What are the differences between a Business, a Job, and an Asset?
Business: A business is an integrated set of assets and activities capable of being managed to provide a return to its owners or to create economic benefits, such as revenues or lower costs for the owners.
Assets: An asset is a tangible resource that retains value after a year or more. The best assets grow in value over time, but some lose their value too.
Job: A paid position of regular employment, involving a master and servant relationship and subject to termination by the master.
What does thinking of your business as an asset imply?
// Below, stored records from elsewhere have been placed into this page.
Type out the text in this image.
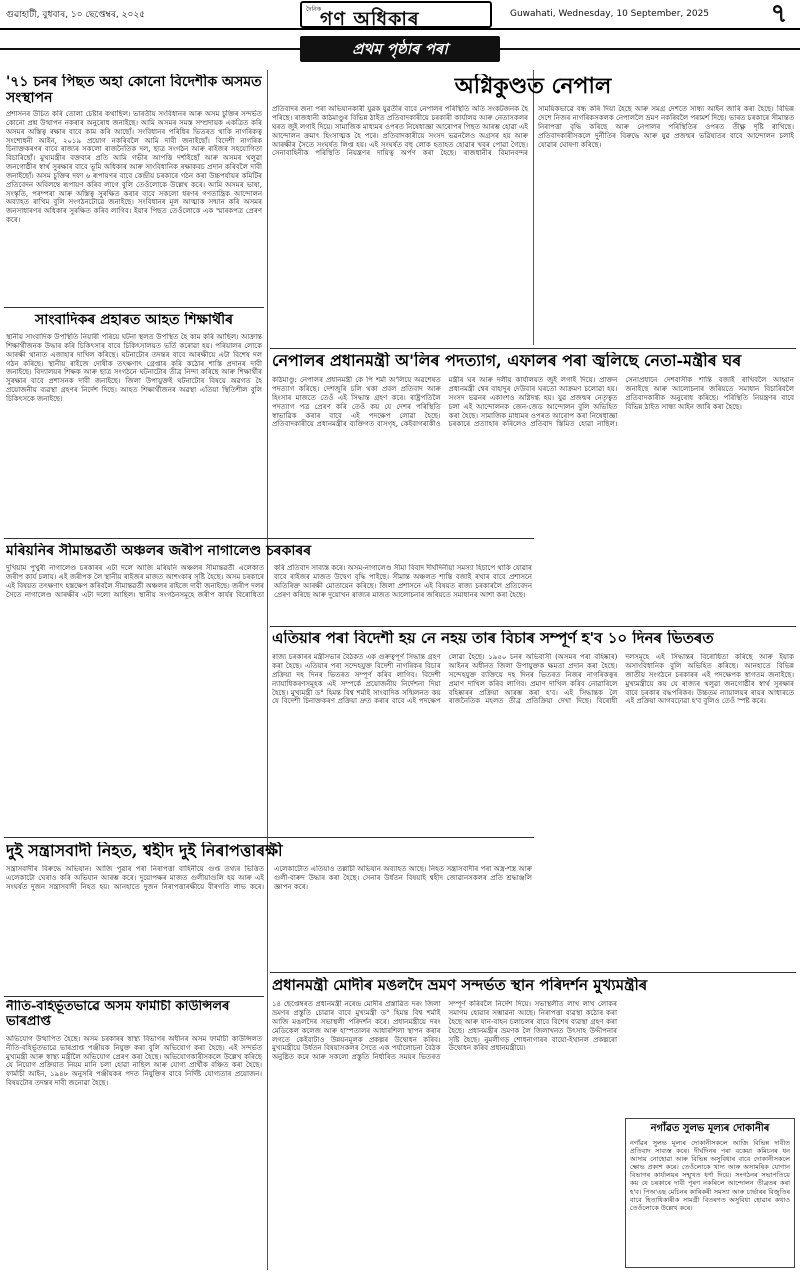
গুৱাহাটী, বুধবাৰ, ১০ ছেপ্তেম্বৰ, ২০২৫
দৈনিক
গণ অধিকাৰ	Guwahati, Wednesday, 10 September, 2025	৭
প্ৰথম পৃষ্ঠাৰ পৰা
'৭১ চনৰ পিছত অহা কোনো বিদেশীক অসমত সংস্থাপন
প্ৰশাসনৰ উচিত কৰি তোলা চেষ্টাৰ কথাছিল। ভাৰতীয় সংবিধানৰ আৰু অসম চুক্তিৰ সন্দৰ্ভত কোনো প্ৰশ্ন উত্থাপন নকৰাৰ অনুৰোধ জনাইছে। আমি অসমৰ সমস্ত সম্প্ৰদায়ক একত্ৰিত কৰি অসমৰ অস্তিত্ব ৰক্ষাৰ বাবে কাম কৰি আছোঁ। সংবিধানৰ পৰিধিৰ ভিতৰত থাকি নাগৰিকত্ব সংশোধনী আইন, ২০১৯ প্ৰয়োগ নকৰিবলৈ আমি দাবী জনাইছোঁ। বিদেশী নাগৰিক চিনাক্তকৰণৰ বাবে ৰাজ্যৰ সকলো ৰাজনৈতিক দল, ছাত্ৰ সংগঠন আৰু ৰাইজৰ সহযোগিতা বিচাৰিছোঁ। মুখ্যমন্ত্ৰীৰ বক্তব্যৰ প্ৰতি আমি গভীৰ আপত্তি দৰ্শাইছোঁ আৰু অসমৰ থলুৱা জনগোষ্ঠীৰ স্বাৰ্থ সুৰক্ষাৰ বাবে ভূমি অধিকাৰ আৰু সাংবিধানিক ৰক্ষাকবচ প্ৰদান কৰিবলৈ দাবী জনাইছোঁ। অসম চুক্তিৰ দফা ৬ ৰূপায়ণৰ বাবে কেন্দ্ৰীয় চৰকাৰে গঠন কৰা উচ্চপৰ্যায়ৰ কমিটিৰ প্ৰতিবেদন অবিলম্বে ৰূপায়ণ কৰিব লাগে বুলি তেওঁলোকে উল্লেখ কৰে। আমি অসমৰ ভাষা, সংস্কৃতি, পৰম্পৰা আৰু অস্তিত্ব সুৰক্ষিত কৰাৰ বাবে সকলো ধৰণৰ গণতান্ত্ৰিক আন্দোলন অব্যাহত ৰাখিম বুলি সংগঠনটোৱে জনাইছে। সংবিধানৰ মূল আত্মাক সন্মান কৰি অসমৰ জনসাধাৰণৰ অধিকাৰ সুৰক্ষিত কৰিব লাগিব। ইয়াৰ পিছত তেওঁলোকে এক স্মাৰকপত্ৰ প্ৰেৰণ কৰে।
সাংবাদিকৰ প্ৰহাৰত আহত শিক্ষাৰ্থীৰ
স্থানীয় সাংবাদিক উপস্থিতি নিয়াৰী পৰিয়ে ঘটনা স্থলত উপস্থিত হৈ কাম কৰি আছিল। আক্ৰান্ত শিক্ষাৰ্থীজনক উদ্ধাৰ কৰি চিকিৎসাৰ বাবে চিকিৎসালয়ত ভৰ্তি কৰোৱা হয়। পৰিয়ালৰ লোকে আৰক্ষী থানাত এজাহাৰ দাখিল কৰিছে। ঘটনাটোৰ তদন্তৰ বাবে আৰক্ষীয়ে এটা বিশেষ দল গঠন কৰিছে। স্থানীয় ৰাইজে দোষীক তৎক্ষণাৎ গ্ৰেপ্তাৰ কৰি কঠোৰ শাস্তি প্ৰদানৰ দাবী জনাইছে। বিদ্যালয়ৰ শিক্ষক আৰু ছাত্ৰ সংগঠনে ঘটনাটোৰ তীব্ৰ নিন্দা কৰিছে আৰু শিক্ষাৰ্থীৰ সুৰক্ষাৰ বাবে প্ৰশাসনক দাবী জনাইছে। জিলা উপায়ুক্তই ঘটনাটোৰ বিষয়ে অৱগত হৈ প্ৰয়োজনীয় ব্যৱস্থা গ্ৰহণৰ নিৰ্দেশ দিছে। আহত শিক্ষাৰ্থীজনৰ অৱস্থা এতিয়া স্থিতিশীল বুলি চিকিৎসকে জনাইছে।
মৰিয়নিৰ সীমান্তৱৰ্তী অঞ্চলৰ জৰীপ নাগালেণ্ড চৰকাৰৰ
দুখিয়াম পুখুৰী নাগালেণ্ড চৰকাৰৰ এটা দলে আজি মৰিয়নি অঞ্চলৰ সীমান্তৱৰ্তী এলেকাত জৰীপ কাৰ্য চলায়। এই জৰীপক লৈ স্থানীয় ৰাইজৰ মাজত আশংকাৰ সৃষ্টি হৈছে। অসম চৰকাৰে এই বিষয়ত তৎক্ষণাৎ হস্তক্ষেপ কৰিবলৈ সীমান্তৱৰ্তী অঞ্চলৰ ৰাইজে দাবী জনাইছে। জৰীপ দলৰ সৈতে নাগালেণ্ড আৰক্ষীৰ এটা দলো আছিল। স্থানীয় সংগঠনসমূহে জৰীপ কাৰ্যৰ বিৰোধিতা কৰি প্ৰতিবাদ সাব্যস্ত কৰে। অসম-নাগালেণ্ড সীমা বিবাদ দীৰ্ঘদিনীয়া সমস্যা হিচাপে থাকি যোৱাৰ বাবে ৰাইজৰ মাজত উদ্বেগ বৃদ্ধি পাইছে। সীমান্ত অঞ্চলত শান্তি বজাই ৰখাৰ বাবে প্ৰশাসনে অতিৰিক্ত আৰক্ষী মোতায়েন কৰিছে। জিলা প্ৰশাসনে এই বিষয়ত ৰাজ্য চৰকাৰলৈ প্ৰতিবেদন প্ৰেৰণ কৰিছে আৰু দুয়োখন ৰাজ্যৰ মাজত আলোচনাৰ জৰিয়তে সমাধানৰ আশা কৰা হৈছে।
দুই সন্ত্ৰাসবাদী নিহত, শ্বহীদ দুই নিৰাপত্তাৰক্ষী
সন্ত্ৰাসবাদীৰ বিৰুদ্ধে অভিযান। আজি পুৱাৰ পৰা নিৰাপত্তা বাহিনীয়ে গুপ্ত তথ্যৰ ভিত্তিত এলেকাটো ঘেৰাও কৰি অভিযান আৰম্ভ কৰে। দুয়োপক্ষৰ মাজত গুলীয়াগুলি হয় আৰু এই সংঘৰ্ষত দুজন সন্ত্ৰাসবাদী নিহত হয়। আনহাতে দুজন নিৰাপত্তাৰক্ষীয়ে বীৰগতি লাভ কৰে। এলেকাটোত এতিয়াও তল্লাচী অভিযান অব্যাহত আছে। নিহত সন্ত্ৰাসবাদীৰ পৰা অস্ত্ৰ-শস্ত্ৰ আৰু গুলী-বাৰুদ উদ্ধাৰ কৰা হৈছে। সেনাৰ উৰ্ধতন বিষয়াই শ্বহীদ জোৱানসকলৰ প্ৰতি শ্ৰদ্ধাঞ্জলি জ্ঞাপন কৰে।
নীতি-বহিৰ্ভূতভাৱে অসম ফাৰ্মাচী কাউন্সিলৰ ভাৰপ্ৰাপ্ত
অভিযোগ উত্থাপিত হৈছে। অসম চৰকাৰৰ স্বাস্থ্য বিভাগৰ অধীনৰ অসম ফাৰ্মাচী কাউন্সিলত নীতি-বহিৰ্ভূতভাৱে ভাৰপ্ৰাপ্ত পঞ্জীয়ক নিযুক্ত কৰা বুলি অভিযোগ কৰা হৈছে। এই সন্দৰ্ভত মুখ্যমন্ত্ৰী আৰু স্বাস্থ্য মন্ত্ৰীলৈ অভিযোগ প্ৰেৰণ কৰা হৈছে। অভিযোগকাৰীসকলে উল্লেখ কৰিছে যে নিয়োগ প্ৰক্ৰিয়াত নিয়ম মানি চলা হোৱা নাছিল আৰু যোগ্য প্ৰাৰ্থীক বঞ্চিত কৰা হৈছে। ফাৰ্মাচী আইন, ১৯৪৮ অনুসৰি পঞ্জীয়কৰ পদত নিযুক্তিৰ বাবে নিৰ্দিষ্ট যোগ্যতাৰ প্ৰয়োজন। বিষয়টোৰ তদন্তৰ দাবী জনোৱা হৈছে।
অগ্নিকুণ্ডত নেপাল
প্ৰতিবাদৰ জনা পৰা অভিযানকাৰী যুৱক যুৱতীৰ বাবে নেপালৰ পৰিস্থিতি অতি সংকটজনক হৈ পৰিছে। ৰাজধানী কাঠমাণ্ডুৰ বিভিন্ন ঠাইত প্ৰতিবাদকাৰীয়ে চৰকাৰী কাৰ্যালয় আৰু নেতাসকলৰ ঘৰত জুই লগাই দিয়ে। সামাজিক মাধ্যমৰ ওপৰত নিষেধাজ্ঞা আৰোপৰ পিছত আৰম্ভ হোৱা এই আন্দোলন ক্ৰমাৎ হিংসাত্মক হৈ পৰে। প্ৰতিবাদকাৰীয়ে সংসদ ভৱনলৈও অগ্ৰসৰ হয় আৰু আৰক্ষীৰ সৈতে সংঘৰ্ষত লিপ্ত হয়। এই সংঘৰ্ষত বহু লোক হতাহত হোৱাৰ খবৰ পোৱা গৈছে। সেনাবাহিনীক পৰিস্থিতি নিয়ন্ত্ৰণৰ দায়িত্ব অৰ্পণ কৰা হৈছে। ৰাজধানীৰ বিমানবন্দৰ সাময়িকভাৱে বন্ধ কৰি দিয়া হৈছে আৰু সমগ্ৰ দেশতে সান্ধ্য আইন জাৰি কৰা হৈছে। বিভিন্ন দেশে নিজৰ নাগৰিকসকলক নেপাললৈ ভ্ৰমণ নকৰিবলৈ পৰামৰ্শ দিছে। ভাৰত চৰকাৰে সীমান্তত নিৰাপত্তা বৃদ্ধি কৰিছে আৰু নেপালৰ পৰিস্থিতিৰ ওপৰত তীক্ষ্ণ দৃষ্টি ৰাখিছে। প্ৰতিবাদকাৰীসকলে দুৰ্নীতিৰ বিৰুদ্ধে আৰু যুৱ প্ৰজন্মৰ ভৱিষ্যতৰ বাবে আন্দোলন চলাই যোৱাৰ ঘোষণা কৰিছে।
নেপালৰ প্ৰধানমন্ত্ৰী অ'লিৰ পদত্যাগ, এফালৰ পৰা জ্বলিছে নেতা-মন্ত্ৰীৰ ঘৰ
কাঠমাণ্ডু: নেপালৰ প্ৰধানমন্ত্ৰী কে পি শৰ্মা অ'লিয়ে অৱশেষত পদত্যাগ কৰিছে। দেশজুৰি চলি থকা প্ৰবল প্ৰতিবাদ আৰু হিংসাৰ মাজতে তেওঁ এই সিদ্ধান্ত গ্ৰহণ কৰে। ৰাষ্ট্ৰপতিলৈ পদত্যাগ পত্ৰ প্ৰেৰণ কৰি তেওঁ কয় যে দেশৰ পৰিস্থিতি স্বাভাৱিক কৰাৰ বাবে এই পদক্ষেপ লোৱা হৈছে। প্ৰতিবাদকাৰীয়ে প্ৰধানমন্ত্ৰীৰ ব্যক্তিগত বাসগৃহ, কেইবাগৰাকীও মন্ত্ৰীৰ ঘৰ আৰু দলীয় কাৰ্যালয়ত জুই লগাই দিয়ে। প্ৰাক্তন প্ৰধানমন্ত্ৰী শ্বেৰ বাহাদুৰ দেউবাৰ ঘৰতো আক্ৰমণ চলোৱা হয়। সংসদ ভৱনৰ একাংশও অগ্নিদগ্ধ হয়। যুৱ প্ৰজন্মৰ নেতৃত্বত চলা এই আন্দোলনক জেন-জেড আন্দোলন বুলি অভিহিত কৰা হৈছে। সামাজিক মাধ্যমৰ ওপৰত আৰোপ কৰা নিষেধাজ্ঞা চৰকাৰে প্ৰত্যাহাৰ কৰিলেও প্ৰতিবাদ স্তিমিত হোৱা নাছিল। সেনাপ্ৰধানে দেশবাসীক শান্তি বজাই ৰাখিবলৈ আহ্বান জনাইছে আৰু আলোচনাৰ জৰিয়তে সমাধান বিচাৰিবলৈ প্ৰতিবাদকাৰীক অনুৰোধ কৰিছে। পৰিস্থিতি নিয়ন্ত্ৰণৰ বাবে বিভিন্ন ঠাইত সান্ধ্য আইন জাৰি কৰা হৈছে।
এতিয়াৰ পৰা বিদেশী হয় নে নহয় তাৰ বিচাৰ সম্পূৰ্ণ হ'ব ১০ দিনৰ ভিতৰত
ৰাজ্য চৰকাৰৰ মন্ত্ৰীসভাৰ বৈঠকত এক গুৰুত্বপূৰ্ণ সিদ্ধান্ত গ্ৰহণ কৰা হৈছে। এতিয়াৰ পৰা সন্দেহযুক্ত বিদেশী নাগৰিকৰ বিচাৰ প্ৰক্ৰিয়া দহ দিনৰ ভিতৰত সম্পূৰ্ণ কৰিব লাগিব। বিদেশী ন্যায়াধিকৰণসমূহক এই সম্পৰ্কে প্ৰয়োজনীয় নিৰ্দেশনা দিয়া হৈছে। মুখ্যমন্ত্ৰী ড° হিমন্ত বিশ্ব শৰ্মাই সাংবাদিক সন্মিলনত কয় যে বিদেশী চিনাক্তকৰণ প্ৰক্ৰিয়া দ্ৰুত কৰাৰ বাবে এই পদক্ষেপ লোৱা হৈছে। ১৯৫০ চনৰ অভিবাসী (অসমৰ পৰা বহিষ্কাৰ) আইনৰ অধীনত জিলা উপায়ুক্তক ক্ষমতা প্ৰদান কৰা হৈছে। সন্দেহযুক্ত ব্যক্তিয়ে দহ দিনৰ ভিতৰত নিজৰ নাগৰিকত্বৰ প্ৰমাণ দাখিল কৰিব লাগিব। প্ৰমাণ দাখিল কৰিব নোৱাৰিলে বহিষ্কাৰৰ প্ৰক্ৰিয়া আৰম্ভ কৰা হ'ব। এই সিদ্ধান্তক লৈ ৰাজনৈতিক মহলত তীব্ৰ প্ৰতিক্ৰিয়া দেখা দিছে। বিৰোধী দলসমূহে এই সিদ্ধান্তৰ বিৰোধিতা কৰিছে আৰু ইয়াক অসাংবিধানিক বুলি অভিহিত কৰিছে। আনহাতে বিভিন্ন জাতীয় সংগঠনে চৰকাৰৰ এই পদক্ষেপক স্বাগতম জনাইছে। মুখ্যমন্ত্ৰীয়ে কয় যে ৰাজ্যৰ থলুৱা জনগোষ্ঠীৰ স্বাৰ্থ সুৰক্ষাৰ বাবে চৰকাৰ বদ্ধপৰিকৰ। উচ্চতম ন্যায়ালয়ৰ ৰায়ৰ আধাৰতে এই প্ৰক্ৰিয়া আগবঢ়োৱা হ'ব বুলিও তেওঁ স্পষ্ট কৰে।
প্ৰধানমন্ত্ৰী মোদীৰ মঙলদৈ ভ্ৰমণ সন্দৰ্ভত স্থান পৰিদৰ্শন মুখ্যমন্ত্ৰীৰ
১৪ ছেপ্তেম্বৰত প্ৰধানমন্ত্ৰী নৰেন্দ্ৰ মোদীৰ প্ৰস্তাৱিত দৰং জিলা ভ্ৰমণৰ প্ৰস্তুতি চোৱাৰ বাবে মুখ্যমন্ত্ৰী ড° হিমন্ত বিশ্ব শৰ্মাই আজি মঙলদৈৰ সভাস্থলী পৰিদৰ্শন কৰে। প্ৰধানমন্ত্ৰীয়ে দৰং মেডিকেল কলেজ আৰু হাস্পতালৰ আধাৰশিলা স্থাপন কৰাৰ লগতে কেইবাটাও উন্নয়নমূলক প্ৰকল্পৰ উদ্বোধন কৰিব। মুখ্যমন্ত্ৰীয়ে উৰ্ধতন বিষয়াসকলৰ সৈতে এক পৰ্যালোচনা বৈঠক অনুষ্ঠিত কৰে আৰু সকলো প্ৰস্তুতি নিৰ্ধাৰিত সময়ৰ ভিতৰত সম্পূৰ্ণ কৰিবলৈ নিৰ্দেশ দিয়ে। সভাস্থলীত লাখ লাখ লোকৰ সমাগম হোৱাৰ সম্ভাৱনা আছে। নিৰাপত্তা ব্যৱস্থা কঠোৰ কৰা হৈছে আৰু যান-বাহন চলাচলৰ বাবে বিশেষ ব্যৱস্থা গ্ৰহণ কৰা হৈছে। প্ৰধানমন্ত্ৰীৰ ভ্ৰমণক লৈ জিলাখনত উৎসাহ উদ্দীপনাৰ সৃষ্টি হৈছে। নুমলীগড় শোধনাগাৰৰ বায়ো-ইথানল প্ৰকল্পৰো উদ্বোধন কৰিব প্ৰধানমন্ত্ৰীয়ে।
নগাঁৱত সুলভ মূল্যৰ দোকানীৰ
নগাঁৱৰ সুলভ মূল্যৰ দোকানীসকলে আজি বিভিন্ন দাবীত প্ৰতিবাদ সাব্যস্ত কৰে। দীৰ্ঘদিনৰ পৰা বকেয়া কমিচনৰ ধন আদায় নোহোৱা আৰু বিভিন্ন অসুবিধাৰ বাবে দোকানীসকলে ক্ষোভ প্ৰকাশ কৰে। তেওঁলোকে খাদ্য আৰু অসামৰিক যোগান বিভাগৰ কাৰ্যালয়ৰ সন্মুখত ধৰ্ণা দিয়ে। সংগঠনৰ সভাপতিয়ে কয় যে চৰকাৰে দাবী পূৰণ নকৰিলে আন্দোলন তীব্ৰতৰ কৰা হ'ব। পিঅ'এছ মেচিনৰ কাৰিকৰী সমস্যা আৰু চাৰ্ভাৰৰ বিজুতিৰ বাবে হিতাধিকাৰীক সামগ্ৰী বিতৰণত অসুবিধা হোৱাৰ কথাও তেওঁলোকে উল্লেখ কৰে।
- Create a strategic plan which can be a tool to guide the business owner and the management team down the path to strong growth and solid profitability. The plan should have sales forecasts and budgets that are granular and defensible
- Plan carefully, early and often – ideally at the inception of the business, but at least two years before beginning the sale process, which takes six to twelve months on average. The exit plan will develop an operational infrastructure capable of sustaining growth while facilitating a smooth transition to another owner.
- Build a readily recognizable brand and ensure that your business is differentiated from other businesses within its sphere of operation.
- Build a strong culture and ensure that your employees are engaged in the corporate culture. The company should be separate and distinct from its founders in form and substance.
- Develop your company’s intellectual property portfolio (e.g Proprietary technology, websites, trademarks and patents).
- Ensure your financial and corporate information is periodically reviewed by a financial or legal professional, this ensures that you maintain independently verifiable information on your books.
Every entrepreneur should start and operate their business like it is an asset rather than a job. Assets can be bought and sold while jobs cannot. Consequently, the business owner should be thinking constantly about maximizing the value of their business, and positioning it and themselves for an exit: a successful sale to another person or entity that monetizes the years of risk and hard work, reflected in the current and future income streams generated by the business.